Do these people not have money to test this stuff on users, or are they just too lazy to? These games don’t even hold a candle to party games like the Mario Party or Fuzion Frenzy series. It’s understandable for a video game company to buy the rights to a franchise like the Olympics to make a quick buck every four years, but, well, maybe next time they can put a little effort into making it, you know, fun. This quadrennium, I’m sitting it out.

Red Sox: and so it goes

Filed in: sports, Fri, Oct 17 2003 17:30 PT

Boston Red Sox logo with a black border around it

I know what heartbreak is, for I am a Boston Red Sox fan.
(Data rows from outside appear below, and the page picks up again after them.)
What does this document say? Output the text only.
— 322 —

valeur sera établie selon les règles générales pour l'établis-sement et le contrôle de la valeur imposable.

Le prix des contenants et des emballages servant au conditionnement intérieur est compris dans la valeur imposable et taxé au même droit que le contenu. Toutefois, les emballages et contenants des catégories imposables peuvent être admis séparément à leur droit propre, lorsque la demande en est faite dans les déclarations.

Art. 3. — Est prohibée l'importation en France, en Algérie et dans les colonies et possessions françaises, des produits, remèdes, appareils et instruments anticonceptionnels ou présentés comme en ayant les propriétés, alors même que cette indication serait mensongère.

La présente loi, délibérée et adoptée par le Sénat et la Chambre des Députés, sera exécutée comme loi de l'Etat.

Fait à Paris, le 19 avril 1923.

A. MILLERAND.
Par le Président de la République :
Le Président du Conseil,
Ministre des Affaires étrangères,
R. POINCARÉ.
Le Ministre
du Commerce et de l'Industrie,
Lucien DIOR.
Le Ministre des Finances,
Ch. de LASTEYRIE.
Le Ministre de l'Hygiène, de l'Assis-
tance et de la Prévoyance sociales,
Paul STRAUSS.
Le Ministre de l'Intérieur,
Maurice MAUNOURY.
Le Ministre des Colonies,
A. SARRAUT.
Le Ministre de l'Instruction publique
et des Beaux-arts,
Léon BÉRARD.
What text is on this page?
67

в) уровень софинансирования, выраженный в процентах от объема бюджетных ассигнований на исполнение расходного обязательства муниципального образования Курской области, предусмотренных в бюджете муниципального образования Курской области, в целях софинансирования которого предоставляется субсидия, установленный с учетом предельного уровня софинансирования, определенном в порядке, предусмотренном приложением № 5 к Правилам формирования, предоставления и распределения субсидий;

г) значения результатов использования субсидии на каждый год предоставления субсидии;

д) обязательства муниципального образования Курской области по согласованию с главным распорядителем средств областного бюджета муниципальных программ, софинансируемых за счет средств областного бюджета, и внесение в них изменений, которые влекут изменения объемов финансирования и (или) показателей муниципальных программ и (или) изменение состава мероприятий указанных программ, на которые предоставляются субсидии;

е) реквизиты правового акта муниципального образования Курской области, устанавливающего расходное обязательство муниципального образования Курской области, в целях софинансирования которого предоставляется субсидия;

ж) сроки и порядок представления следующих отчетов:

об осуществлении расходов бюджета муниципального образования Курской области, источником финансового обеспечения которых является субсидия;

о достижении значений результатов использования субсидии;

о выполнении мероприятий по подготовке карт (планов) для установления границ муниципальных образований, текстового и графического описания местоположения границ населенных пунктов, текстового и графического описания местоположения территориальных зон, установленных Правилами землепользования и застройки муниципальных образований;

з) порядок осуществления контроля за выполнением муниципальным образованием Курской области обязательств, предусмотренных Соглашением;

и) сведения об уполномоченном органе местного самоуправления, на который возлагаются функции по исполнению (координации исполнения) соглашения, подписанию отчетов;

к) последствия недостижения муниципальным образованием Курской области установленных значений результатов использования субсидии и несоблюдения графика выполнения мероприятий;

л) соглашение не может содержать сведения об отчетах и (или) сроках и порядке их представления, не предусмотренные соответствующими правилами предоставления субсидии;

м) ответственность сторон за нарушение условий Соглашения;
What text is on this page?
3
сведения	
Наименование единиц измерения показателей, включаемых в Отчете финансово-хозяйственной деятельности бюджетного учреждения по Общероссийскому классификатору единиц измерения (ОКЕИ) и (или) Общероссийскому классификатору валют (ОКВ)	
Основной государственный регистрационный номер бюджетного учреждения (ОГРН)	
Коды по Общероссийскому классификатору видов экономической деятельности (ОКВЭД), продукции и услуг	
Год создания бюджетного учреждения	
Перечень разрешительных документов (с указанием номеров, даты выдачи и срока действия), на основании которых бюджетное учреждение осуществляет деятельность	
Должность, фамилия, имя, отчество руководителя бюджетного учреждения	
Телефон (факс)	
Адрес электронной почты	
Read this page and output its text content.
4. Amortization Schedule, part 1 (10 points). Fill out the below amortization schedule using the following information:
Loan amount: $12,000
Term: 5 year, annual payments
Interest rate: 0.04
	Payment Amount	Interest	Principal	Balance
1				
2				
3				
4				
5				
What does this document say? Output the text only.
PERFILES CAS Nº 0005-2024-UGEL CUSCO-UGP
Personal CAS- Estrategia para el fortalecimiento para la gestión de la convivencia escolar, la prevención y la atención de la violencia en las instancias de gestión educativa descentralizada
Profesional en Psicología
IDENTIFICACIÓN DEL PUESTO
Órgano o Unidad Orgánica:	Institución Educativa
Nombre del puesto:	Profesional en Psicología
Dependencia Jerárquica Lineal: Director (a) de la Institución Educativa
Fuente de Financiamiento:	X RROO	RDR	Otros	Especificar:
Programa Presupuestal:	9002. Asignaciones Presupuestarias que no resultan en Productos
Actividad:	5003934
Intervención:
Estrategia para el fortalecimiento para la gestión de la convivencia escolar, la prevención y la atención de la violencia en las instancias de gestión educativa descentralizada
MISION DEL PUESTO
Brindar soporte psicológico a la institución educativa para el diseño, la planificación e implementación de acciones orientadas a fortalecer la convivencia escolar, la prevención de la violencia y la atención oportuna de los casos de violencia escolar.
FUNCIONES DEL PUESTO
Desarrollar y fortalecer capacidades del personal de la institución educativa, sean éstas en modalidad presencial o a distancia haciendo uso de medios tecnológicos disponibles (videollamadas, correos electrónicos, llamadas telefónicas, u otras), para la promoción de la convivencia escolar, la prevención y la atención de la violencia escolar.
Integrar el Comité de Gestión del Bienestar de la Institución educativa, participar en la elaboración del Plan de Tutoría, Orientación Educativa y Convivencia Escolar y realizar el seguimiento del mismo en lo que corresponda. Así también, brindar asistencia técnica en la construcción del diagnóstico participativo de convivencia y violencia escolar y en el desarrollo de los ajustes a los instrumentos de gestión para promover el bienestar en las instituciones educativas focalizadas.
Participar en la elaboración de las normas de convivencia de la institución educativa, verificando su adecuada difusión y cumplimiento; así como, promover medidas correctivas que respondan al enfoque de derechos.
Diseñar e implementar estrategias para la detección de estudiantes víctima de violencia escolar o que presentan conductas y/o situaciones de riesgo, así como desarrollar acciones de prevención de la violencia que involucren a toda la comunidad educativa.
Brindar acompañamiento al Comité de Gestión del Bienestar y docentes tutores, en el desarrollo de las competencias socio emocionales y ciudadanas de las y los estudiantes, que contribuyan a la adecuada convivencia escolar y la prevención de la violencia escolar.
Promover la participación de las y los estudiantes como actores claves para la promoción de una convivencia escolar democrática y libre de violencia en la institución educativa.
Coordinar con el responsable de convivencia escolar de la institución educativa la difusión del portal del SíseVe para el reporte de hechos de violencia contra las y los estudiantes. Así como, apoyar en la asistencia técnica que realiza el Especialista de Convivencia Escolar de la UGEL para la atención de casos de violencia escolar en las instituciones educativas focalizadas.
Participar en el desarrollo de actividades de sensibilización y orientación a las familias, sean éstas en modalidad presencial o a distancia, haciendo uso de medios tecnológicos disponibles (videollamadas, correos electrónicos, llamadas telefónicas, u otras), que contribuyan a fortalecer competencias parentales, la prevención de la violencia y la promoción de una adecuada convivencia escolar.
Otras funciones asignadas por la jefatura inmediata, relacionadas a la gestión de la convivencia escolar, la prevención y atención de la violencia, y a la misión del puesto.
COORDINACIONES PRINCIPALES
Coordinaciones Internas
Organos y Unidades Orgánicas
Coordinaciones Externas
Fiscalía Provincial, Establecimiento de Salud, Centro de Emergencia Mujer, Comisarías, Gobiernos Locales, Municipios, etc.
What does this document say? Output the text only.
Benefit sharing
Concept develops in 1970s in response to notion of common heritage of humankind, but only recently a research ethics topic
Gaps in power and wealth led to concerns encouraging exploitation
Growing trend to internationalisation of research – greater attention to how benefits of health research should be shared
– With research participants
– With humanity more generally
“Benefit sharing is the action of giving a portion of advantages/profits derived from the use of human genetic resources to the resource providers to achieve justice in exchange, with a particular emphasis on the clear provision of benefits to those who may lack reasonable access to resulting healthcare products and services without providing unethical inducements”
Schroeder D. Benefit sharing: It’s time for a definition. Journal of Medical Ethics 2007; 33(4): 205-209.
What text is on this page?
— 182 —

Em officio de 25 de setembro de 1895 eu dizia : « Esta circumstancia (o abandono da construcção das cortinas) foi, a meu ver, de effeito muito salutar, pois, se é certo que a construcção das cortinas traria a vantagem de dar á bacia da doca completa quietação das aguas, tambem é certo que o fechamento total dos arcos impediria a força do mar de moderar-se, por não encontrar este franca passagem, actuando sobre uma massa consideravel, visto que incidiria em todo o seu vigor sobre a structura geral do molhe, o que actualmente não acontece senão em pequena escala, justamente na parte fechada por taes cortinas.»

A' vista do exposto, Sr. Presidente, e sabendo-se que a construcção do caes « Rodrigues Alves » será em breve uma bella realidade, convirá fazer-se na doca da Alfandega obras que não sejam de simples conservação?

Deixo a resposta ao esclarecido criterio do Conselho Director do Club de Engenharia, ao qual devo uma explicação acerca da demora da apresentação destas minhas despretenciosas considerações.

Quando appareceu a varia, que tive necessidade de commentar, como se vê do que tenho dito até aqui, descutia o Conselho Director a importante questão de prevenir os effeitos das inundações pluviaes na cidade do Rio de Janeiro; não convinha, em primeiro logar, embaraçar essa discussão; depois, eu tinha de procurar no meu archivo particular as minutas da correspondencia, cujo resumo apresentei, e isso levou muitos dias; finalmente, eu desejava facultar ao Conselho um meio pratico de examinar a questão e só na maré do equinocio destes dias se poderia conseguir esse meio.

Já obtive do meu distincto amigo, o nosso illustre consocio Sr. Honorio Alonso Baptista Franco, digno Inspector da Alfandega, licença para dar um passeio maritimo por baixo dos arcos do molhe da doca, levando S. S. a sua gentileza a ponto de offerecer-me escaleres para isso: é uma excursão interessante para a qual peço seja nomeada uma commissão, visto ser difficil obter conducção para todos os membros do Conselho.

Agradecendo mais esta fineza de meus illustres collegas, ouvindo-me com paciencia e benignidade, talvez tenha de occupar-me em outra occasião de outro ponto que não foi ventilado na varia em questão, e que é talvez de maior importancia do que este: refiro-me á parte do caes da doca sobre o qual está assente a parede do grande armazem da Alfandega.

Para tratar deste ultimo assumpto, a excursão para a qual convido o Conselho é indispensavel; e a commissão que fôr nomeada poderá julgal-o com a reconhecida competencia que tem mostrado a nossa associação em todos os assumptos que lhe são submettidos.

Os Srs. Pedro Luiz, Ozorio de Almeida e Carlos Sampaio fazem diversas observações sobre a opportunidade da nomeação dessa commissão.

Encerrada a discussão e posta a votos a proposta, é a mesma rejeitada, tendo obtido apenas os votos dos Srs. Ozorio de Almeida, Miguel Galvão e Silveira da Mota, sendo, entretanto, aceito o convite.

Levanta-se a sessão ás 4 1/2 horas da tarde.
Meg Hourihan reports from Boston on what it’s like to see the Sox’ shot at the World Series evaporate. Dave Winer quotes a caller to a radio show who says this is worse than in 1986, when the Sox were one out from winning the World Series, but lost a two-run lead with two outs, and infamously, the Bill Buckner error cost them the game, and ultimately the Series.

And it is worse, in a way, because it’s the hated Yankees who beat us this time. But at least we don’t have that one play, the Buckner, the Bucky Dent, that one moment where you knew it was going to fall apart. (Aside from the announcer’s call, but that’s an acquired taste.) You could say that it was when Pedro Martinez wouldn’t come out, and gave up the game-tying runs to Hideki Matsui, but that’s just baseball.

And so it goes, as I said last night. I can’t look in the newspapers or the sports channels until all this has passed. I won’t be watching the Series, because it’ll be too boring for me. My season is over. Pain gives in to anger, anger to resignation.

And so it goes.

We knew it was trouble

Filed in: sports, 04:09 PT

Boston Red Sox logo

I’m writing this in the bottom of the 8th inning.

Here’s how you can tell if you’re a Red Sox fan. If it’s in the 8th inning with one out, and the Sox leading 5-2, and the announcer says:

“…with the Red Sox five defensive outs away…”

You know you’re in for some trouble.

Still the 8th inning with one out. The score is tied at 5.

Update (16 Oct, 21:17): The Yankees win, 6-5, in the 11th inning. And so it goes.